[plt-scheme] Smallest set of operators

From: Michael Vanier (mvanier at cs.caltech.edu)
Date: Fri Feb 2 16:13:35 EST 2007

Paulo,

You should get the book "Lisp In Small Pieces" by Christian Queinnec.  Even 
though it won't directly answer your question (which, as has been pointed out, 
is somewhat vague) it will show a lot of different ways to implement Scheme.

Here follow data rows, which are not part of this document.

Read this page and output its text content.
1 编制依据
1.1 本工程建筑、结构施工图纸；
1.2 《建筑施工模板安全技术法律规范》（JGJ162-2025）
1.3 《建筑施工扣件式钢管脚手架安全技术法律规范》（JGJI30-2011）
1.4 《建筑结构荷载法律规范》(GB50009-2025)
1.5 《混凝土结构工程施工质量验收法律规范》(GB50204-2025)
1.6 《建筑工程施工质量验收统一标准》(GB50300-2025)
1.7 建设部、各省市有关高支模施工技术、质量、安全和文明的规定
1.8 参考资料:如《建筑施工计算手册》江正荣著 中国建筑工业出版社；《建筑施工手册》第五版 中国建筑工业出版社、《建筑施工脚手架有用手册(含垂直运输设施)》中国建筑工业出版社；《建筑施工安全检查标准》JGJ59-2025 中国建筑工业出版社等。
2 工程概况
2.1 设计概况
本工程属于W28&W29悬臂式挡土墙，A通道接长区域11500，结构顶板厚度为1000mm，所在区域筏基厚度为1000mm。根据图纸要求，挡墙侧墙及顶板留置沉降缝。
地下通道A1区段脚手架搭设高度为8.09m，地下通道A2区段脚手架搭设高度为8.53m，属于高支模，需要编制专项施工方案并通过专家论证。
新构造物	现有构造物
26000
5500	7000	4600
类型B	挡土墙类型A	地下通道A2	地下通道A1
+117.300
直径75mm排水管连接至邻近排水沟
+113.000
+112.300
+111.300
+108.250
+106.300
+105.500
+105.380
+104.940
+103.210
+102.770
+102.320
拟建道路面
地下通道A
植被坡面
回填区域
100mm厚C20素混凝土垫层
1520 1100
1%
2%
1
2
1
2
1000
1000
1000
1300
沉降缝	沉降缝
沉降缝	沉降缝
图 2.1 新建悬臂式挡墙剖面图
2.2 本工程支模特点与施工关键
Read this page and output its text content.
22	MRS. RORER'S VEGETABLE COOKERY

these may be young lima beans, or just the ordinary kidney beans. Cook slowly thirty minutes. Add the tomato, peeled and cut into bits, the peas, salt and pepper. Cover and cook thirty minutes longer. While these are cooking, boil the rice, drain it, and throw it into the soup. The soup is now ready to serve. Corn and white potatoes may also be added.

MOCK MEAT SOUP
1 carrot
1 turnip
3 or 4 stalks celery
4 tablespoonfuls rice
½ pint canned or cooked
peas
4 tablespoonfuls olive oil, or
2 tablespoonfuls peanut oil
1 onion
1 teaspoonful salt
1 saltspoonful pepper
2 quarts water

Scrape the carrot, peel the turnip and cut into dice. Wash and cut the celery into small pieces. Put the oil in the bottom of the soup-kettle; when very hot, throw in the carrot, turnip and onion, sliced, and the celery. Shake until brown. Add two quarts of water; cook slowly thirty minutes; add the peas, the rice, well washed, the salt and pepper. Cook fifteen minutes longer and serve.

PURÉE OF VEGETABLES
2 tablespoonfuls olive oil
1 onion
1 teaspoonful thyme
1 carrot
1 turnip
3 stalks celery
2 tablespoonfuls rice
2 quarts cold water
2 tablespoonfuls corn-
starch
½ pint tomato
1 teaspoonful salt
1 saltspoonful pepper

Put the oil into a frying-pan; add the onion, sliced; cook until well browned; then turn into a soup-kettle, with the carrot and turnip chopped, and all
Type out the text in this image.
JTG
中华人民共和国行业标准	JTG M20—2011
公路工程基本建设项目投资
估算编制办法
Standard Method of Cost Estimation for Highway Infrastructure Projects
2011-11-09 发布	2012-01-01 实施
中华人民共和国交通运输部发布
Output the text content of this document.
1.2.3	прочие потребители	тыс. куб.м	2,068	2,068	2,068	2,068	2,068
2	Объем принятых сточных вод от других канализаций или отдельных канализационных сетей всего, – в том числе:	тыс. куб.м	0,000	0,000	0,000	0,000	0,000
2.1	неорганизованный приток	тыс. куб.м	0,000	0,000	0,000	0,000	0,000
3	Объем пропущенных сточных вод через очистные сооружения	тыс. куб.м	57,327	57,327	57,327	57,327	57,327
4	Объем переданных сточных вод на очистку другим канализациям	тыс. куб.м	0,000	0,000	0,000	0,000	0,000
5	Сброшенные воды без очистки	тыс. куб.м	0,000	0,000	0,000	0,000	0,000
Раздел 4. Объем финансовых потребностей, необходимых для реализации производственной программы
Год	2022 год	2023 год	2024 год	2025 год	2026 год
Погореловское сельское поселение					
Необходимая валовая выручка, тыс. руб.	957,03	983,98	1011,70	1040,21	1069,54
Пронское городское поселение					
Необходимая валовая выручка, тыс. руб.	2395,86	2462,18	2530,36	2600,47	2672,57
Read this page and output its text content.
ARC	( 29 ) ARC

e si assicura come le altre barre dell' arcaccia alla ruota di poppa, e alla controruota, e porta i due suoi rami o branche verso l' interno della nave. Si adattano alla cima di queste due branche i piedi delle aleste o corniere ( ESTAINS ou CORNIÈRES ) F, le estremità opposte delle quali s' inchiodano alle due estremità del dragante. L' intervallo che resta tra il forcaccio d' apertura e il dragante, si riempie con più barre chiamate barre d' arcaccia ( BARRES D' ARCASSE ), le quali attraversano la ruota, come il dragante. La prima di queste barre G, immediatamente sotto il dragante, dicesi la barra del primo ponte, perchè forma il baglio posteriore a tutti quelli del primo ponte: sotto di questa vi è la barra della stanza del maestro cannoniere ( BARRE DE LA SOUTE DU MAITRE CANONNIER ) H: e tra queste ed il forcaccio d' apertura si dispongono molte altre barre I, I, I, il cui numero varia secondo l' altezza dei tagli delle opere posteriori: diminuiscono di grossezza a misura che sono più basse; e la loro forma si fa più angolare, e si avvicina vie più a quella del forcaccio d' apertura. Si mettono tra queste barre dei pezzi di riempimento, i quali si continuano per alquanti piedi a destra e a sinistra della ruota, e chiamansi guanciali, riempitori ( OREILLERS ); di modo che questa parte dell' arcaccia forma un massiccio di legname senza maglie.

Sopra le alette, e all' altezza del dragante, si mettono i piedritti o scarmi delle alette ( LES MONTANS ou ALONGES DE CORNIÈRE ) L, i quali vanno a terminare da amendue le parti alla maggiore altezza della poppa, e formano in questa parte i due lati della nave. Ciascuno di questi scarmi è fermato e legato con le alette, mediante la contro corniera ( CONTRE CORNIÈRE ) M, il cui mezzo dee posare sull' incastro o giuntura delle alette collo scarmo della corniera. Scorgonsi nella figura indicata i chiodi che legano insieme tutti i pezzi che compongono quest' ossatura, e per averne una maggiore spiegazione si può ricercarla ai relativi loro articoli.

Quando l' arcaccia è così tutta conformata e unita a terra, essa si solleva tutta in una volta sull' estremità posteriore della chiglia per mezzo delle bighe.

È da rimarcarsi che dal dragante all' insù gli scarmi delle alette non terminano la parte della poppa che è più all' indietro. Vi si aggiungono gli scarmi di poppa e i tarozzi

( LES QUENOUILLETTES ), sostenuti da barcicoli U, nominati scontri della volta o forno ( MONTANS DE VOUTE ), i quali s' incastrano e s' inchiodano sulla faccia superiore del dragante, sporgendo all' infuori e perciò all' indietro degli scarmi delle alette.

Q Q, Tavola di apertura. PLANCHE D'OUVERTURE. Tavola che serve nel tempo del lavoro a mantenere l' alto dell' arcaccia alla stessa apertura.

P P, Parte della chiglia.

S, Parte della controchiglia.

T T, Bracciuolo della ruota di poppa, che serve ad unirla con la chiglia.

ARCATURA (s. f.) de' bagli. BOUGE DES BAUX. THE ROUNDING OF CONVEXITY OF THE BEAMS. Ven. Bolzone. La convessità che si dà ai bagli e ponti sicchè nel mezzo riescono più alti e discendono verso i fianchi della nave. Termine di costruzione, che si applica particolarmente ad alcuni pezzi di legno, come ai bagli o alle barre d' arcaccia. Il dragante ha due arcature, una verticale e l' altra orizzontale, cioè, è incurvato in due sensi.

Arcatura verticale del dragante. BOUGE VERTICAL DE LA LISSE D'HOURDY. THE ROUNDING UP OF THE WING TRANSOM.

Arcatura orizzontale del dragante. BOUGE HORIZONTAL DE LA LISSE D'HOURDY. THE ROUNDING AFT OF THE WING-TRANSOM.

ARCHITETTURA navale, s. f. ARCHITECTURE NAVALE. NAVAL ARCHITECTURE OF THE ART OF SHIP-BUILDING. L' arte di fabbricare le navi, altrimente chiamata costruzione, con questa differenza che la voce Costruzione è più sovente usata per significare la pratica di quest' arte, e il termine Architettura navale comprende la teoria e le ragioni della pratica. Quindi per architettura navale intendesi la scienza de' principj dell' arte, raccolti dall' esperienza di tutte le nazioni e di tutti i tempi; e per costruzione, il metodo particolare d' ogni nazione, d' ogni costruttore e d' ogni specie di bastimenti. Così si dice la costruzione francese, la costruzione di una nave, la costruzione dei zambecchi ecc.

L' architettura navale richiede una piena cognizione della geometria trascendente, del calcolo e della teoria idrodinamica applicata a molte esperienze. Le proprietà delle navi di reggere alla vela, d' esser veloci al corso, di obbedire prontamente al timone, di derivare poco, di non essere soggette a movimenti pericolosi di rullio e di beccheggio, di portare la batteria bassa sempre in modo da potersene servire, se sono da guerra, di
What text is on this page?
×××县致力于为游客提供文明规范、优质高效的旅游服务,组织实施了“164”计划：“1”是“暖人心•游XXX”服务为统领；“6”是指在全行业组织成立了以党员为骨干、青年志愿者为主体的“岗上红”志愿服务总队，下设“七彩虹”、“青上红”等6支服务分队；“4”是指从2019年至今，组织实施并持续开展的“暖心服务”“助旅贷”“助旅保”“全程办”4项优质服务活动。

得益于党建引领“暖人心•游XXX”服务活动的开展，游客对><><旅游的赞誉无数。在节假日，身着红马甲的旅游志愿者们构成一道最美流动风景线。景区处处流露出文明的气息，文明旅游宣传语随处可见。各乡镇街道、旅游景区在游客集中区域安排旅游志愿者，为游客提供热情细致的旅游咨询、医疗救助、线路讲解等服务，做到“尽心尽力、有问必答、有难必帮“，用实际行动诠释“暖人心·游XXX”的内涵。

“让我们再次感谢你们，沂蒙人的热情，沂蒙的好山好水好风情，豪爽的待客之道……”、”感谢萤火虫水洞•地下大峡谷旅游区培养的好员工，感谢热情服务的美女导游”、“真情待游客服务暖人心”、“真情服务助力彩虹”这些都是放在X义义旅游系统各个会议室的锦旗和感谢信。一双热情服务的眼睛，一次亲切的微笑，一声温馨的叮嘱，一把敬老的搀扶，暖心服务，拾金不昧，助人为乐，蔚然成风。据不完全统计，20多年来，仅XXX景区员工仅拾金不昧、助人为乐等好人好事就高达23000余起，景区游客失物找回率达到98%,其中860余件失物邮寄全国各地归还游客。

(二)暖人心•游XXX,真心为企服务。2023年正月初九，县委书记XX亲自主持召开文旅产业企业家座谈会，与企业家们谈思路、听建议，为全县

The X that Matthias refers to is from H. P. Barendregt's book "The Lambda 
Calculus -- Its Syntax and Semantics".  The definition of X (from 
http://en.wikipedia.org/wiki/Combinator#One_point_basis) is:

(define K (lambda (x) (lambda (y) x)))
(define S (lambda (f) (lambda (g) (lambda (x) ((f x) (g x))))))
(define X (lambda (x) (((x K) S) K)))

and you can show that X can generate S and K:

(define K2 ((X X) X))
(define S2 (X (X X)))

S and K are capable of expressing everything in lambda calculus, so X is too.

Mike


Paulo J. Matos wrote:
> Ok,
> I think we got to a lot more theoretical discussion than I initially
> intended. This is just mere curiosity and not directly involving my
> work, although somewhat related. What happened was I was thinking to
> myself: "Guess I would like to write a compiler for Scheme in C (or
> some other language other than Scheme iteself) and that I would want
> to spare the trouble of writing C. So I would write the bare minimum
> in C, the rest in Scheme using the C layer. Now, what would I have to
> write in the C layer? In other words, what would I need initially in
> the Scheme layer to implement the rest of scheme. No matter efficiency
> issues... Maybe I could have initially define, lambda, null?, '(),
> car, cons, cdr. Would I need anything else? Would you need anything
> else? Could you find a set with less than 7 operators (see operator
> here in a wider sense since '() is not really an operator)?
> 
> Of course this were the ones which came to me and you probably need
> more or maybe you need less but this was really the reason why I
> asked. Overall it seems a nice and reasonable question to be made.